2 – BOI-TVA-IMM-10-20-10-20140915 n°20..
3 – BOI-TVA-IMM-10-10-10-40-20130107 n°10.
4 – Voir par exemple : décision n° 2015-727 DC du 21 janvier 2016, décision n° 2013-685 DC du 29 décembre 2013, décision n° 2013-336 QPC. – Sénat, 9 février 2010, Rapp. N°278 (2009-2010) de M. Philippe Marini.
5 – CE 20 décembre 2013 n° 371157, 372625 et 372675, 8e et 3e s.-s., SA Axa France Vie : RJF 3/14 n° 284
6 – CE 11 juillet 1979, req. n° 02 087, Rec. Lebon p. 316 et 317, DF 1980, n° 1, comm. 4, concl. P. Lobry, RJF 10/79, n° 587.
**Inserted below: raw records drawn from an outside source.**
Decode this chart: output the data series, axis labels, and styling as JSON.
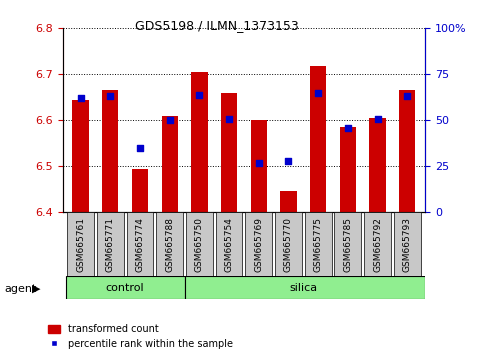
{
  "title": "GDS5198 / ILMN_1373153",
  "samples": [
    "GSM665761",
    "GSM665771",
    "GSM665774",
    "GSM665788",
    "GSM665750",
    "GSM665754",
    "GSM665769",
    "GSM665770",
    "GSM665775",
    "GSM665785",
    "GSM665792",
    "GSM665793"
  ],
  "groups": [
    "control",
    "control",
    "control",
    "control",
    "silica",
    "silica",
    "silica",
    "silica",
    "silica",
    "silica",
    "silica",
    "silica"
  ],
  "transformed_count": [
    6.645,
    6.665,
    6.495,
    6.61,
    6.705,
    6.66,
    6.6,
    6.447,
    6.718,
    6.585,
    6.605,
    6.665
  ],
  "percentile_rank": [
    62,
    63,
    35,
    50,
    64,
    51,
    27,
    28,
    65,
    46,
    51,
    63
  ],
  "y_min": 6.4,
  "y_max": 6.8,
  "y_ticks_left": [
    6.4,
    6.5,
    6.6,
    6.7,
    6.8
  ],
  "y_ticks_right": [
    0,
    25,
    50,
    75,
    100
  ],
  "bar_color": "#CC0000",
  "dot_color": "#0000CC",
  "group_color": "#90EE90",
  "agent_label": "agent",
  "legend_bar": "transformed count",
  "legend_dot": "percentile rank within the sample",
  "tick_label_bg": "#C8C8C8"
}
7 – Rapport n° 278 (2009-2010) de M. Philippe Marini .
8 – Question N° 91143, JOAN du 17 novembre 2015.
9 – BOI-RFPI-PVI-10-40-10-20150812 n°340 : « lorsqu’un terrain, qui constitue une dépendance de la résidence principale, est vendu comme terrain à bâtir, l’exonération prévue au 3° du II de l’article 150 U du CGI ne peut s’appliquer, à l’exception des dépendances qui constituent des locaux et aires de stationnement utilisés par le propriétaire comme annexes à son habitation (garage, parking, remise, maison de gardien) ainsi que des cours, des passages, et, en général, de tous les terrains servant de voies d’accès à l’habitation et à ses annexes. En effet, l’exclusion de telles cessions tient à la nature des terrains concernés, soit des terrains à bâtir, qui ne peuvent pas, en toute hypothèse, être considérés comme des dépendances immédiates et nécessaires ».
10 – Voir à cet égard, pour une étude complète de la question : Emmanuel Cruvelier, Plus-Values immobilières et cession des dépendances d’une résidence principale, La revue fiscale du patrimoine n°1, décembre 2014, étude 2.